What Is Lateral Phishing? Understanding the Latest Threat to Your Cyber Security

Phishing threats are nothing new, but some dangers are more insidious than others. After years of warnings to treat unsolicited and external emails with caution, a new threat is flying under the radar.

That threat is a new and particularly vicious type of phishing attack, one that plays on the trust of its victims to steal proprietary corporate data, ensnare top executives and even facilitate monetary transfers that could leave small businesses nearly bankrupt.

Lateral Phishing and Your Corporate Network

If you have not yet heard of lateral phishing, now is the time to educate yourself and your staff. By understanding how this unique type of phishing attack works and why it is so dangerous, you can work to protect yourself, your business and your network. Here is what you need to know about lateral phishing, along with some tips for protecting yourself from the latest threat to your cybersecurity.

Lateral phishing is a relatively new type of cyber attack, one that targets the email accounts of corporate insiders.
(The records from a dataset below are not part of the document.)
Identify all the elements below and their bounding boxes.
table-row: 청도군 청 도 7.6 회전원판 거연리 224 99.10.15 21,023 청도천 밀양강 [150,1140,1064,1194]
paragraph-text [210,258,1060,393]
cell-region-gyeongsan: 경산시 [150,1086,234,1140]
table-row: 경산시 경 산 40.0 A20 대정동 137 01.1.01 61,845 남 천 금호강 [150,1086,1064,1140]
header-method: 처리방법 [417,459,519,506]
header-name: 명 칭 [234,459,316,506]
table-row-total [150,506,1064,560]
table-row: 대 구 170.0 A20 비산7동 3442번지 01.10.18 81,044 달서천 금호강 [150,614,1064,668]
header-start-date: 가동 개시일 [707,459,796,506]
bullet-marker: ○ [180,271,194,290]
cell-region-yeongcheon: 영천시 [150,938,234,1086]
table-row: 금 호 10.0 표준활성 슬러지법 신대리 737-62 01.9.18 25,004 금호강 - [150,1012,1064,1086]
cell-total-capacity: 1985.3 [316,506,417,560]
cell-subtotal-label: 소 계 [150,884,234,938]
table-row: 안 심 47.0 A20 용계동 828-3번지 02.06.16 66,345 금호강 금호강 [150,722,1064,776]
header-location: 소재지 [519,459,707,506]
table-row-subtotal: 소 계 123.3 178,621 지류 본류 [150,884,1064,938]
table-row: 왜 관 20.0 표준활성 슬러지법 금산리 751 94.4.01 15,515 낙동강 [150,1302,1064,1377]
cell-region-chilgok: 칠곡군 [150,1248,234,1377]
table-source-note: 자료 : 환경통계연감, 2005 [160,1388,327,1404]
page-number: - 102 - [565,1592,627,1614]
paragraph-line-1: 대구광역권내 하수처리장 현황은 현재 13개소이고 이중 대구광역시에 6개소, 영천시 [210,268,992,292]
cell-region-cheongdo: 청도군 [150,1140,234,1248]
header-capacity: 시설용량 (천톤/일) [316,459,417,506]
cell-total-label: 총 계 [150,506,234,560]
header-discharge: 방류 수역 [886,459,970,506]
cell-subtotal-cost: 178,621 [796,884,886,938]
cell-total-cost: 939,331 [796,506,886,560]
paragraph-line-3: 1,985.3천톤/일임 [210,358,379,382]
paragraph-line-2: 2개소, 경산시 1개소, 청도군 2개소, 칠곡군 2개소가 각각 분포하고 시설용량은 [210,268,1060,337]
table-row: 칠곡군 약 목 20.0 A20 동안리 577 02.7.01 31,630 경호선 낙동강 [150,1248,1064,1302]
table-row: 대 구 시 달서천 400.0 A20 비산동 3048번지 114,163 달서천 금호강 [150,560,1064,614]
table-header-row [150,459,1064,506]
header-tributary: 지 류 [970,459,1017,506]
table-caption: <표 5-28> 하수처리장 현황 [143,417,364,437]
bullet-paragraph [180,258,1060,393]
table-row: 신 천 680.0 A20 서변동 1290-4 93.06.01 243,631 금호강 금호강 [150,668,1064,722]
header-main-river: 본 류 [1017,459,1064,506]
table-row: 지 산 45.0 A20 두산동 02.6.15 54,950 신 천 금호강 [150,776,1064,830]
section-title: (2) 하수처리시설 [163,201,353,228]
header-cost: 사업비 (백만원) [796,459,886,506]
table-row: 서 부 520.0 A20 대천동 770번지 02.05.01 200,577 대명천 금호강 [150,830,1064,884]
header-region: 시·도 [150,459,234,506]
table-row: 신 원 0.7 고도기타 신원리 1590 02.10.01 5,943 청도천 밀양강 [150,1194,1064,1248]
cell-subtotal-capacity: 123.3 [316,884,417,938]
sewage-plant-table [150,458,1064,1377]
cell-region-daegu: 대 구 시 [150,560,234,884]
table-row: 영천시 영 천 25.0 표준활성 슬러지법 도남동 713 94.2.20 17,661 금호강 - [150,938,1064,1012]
But unlike other forms of email hijacking, this one uses its access to further target others in the company.

A Dangerous Insider Attack

Once the cybercriminal has gained access of the initial email account, they use a combination of psychological tactics and the natural trust employees have for one another. Specifically, the hacker begins to target the contacts inside the compromised email account, sending out targeted phishing messages designed to steal information and trick victims into giving up account information and corporate funds.

It is this insider approach that makes lateral phishing such a unique danger in the corporate world. Employees may be reluctant to click links in an unsolicited email, but they will likely show no such hesitation if the message comes from a fellow employee. By compromising an insider account, hackers can use this inherent trust to solicit information that would otherwise raise suspicions and trigger red flags.

How to Protect Yourself

Since lateral phishing is still a relatively new form of cyber crime, many businesses are unprepared for the dangers it presents. If you want to protect yourself, your network and the integrity of your company, you need to take a proactive approach to this emerging threat.

One of the most important steps you can take is education. Making your staff aware of this new danger is a key form of protection, and raising awareness can greatly reduce your risk.

Practicing good password hygiene is another key form of protection. If your password policy has been in place for some time, you want to revisit it and make sure it is up to date and follows current best practices.

Forcing changes to email passwords on a regular basis and disallowing variations on a single password can provide a basic level of protection, as can communicating the recommendations of cybersecurity experts. Implementing Two Factor Authentication (2FA) can not be overstated.

Employees should also be advised to check their outgoing messages on a regular basis. If the account has been compromised, the outbox could hold clues about what has been done and which contacts have been targeted. Workers who notice suspicious activity in their outgoing messages should contact the IT department immediately to report these activities.

Last but not least, businesses can protect themselves from the worst aspects of lateral phishing with a few key policy changes. Establishing additional verification requirements for monetary transfers, the release of proprietary information and other potentially damaging actions can blunt the impact of this new form of cybercrime. At the very least, these additional verification steps can give the targeted businesses more time to react, possibly stopping a devastating attack in its tracks. 

Sometimes it seems like there is a new form of cybercrime happening every single day, and that is only a slight exaggeration. Lateral phishing is only the latest example, and it is unlikely to be the last. In the meantime, staying vigilant, educating yourself and your staff and following best practices for network and cybersecurity can all reduce your chances of becoming a victim.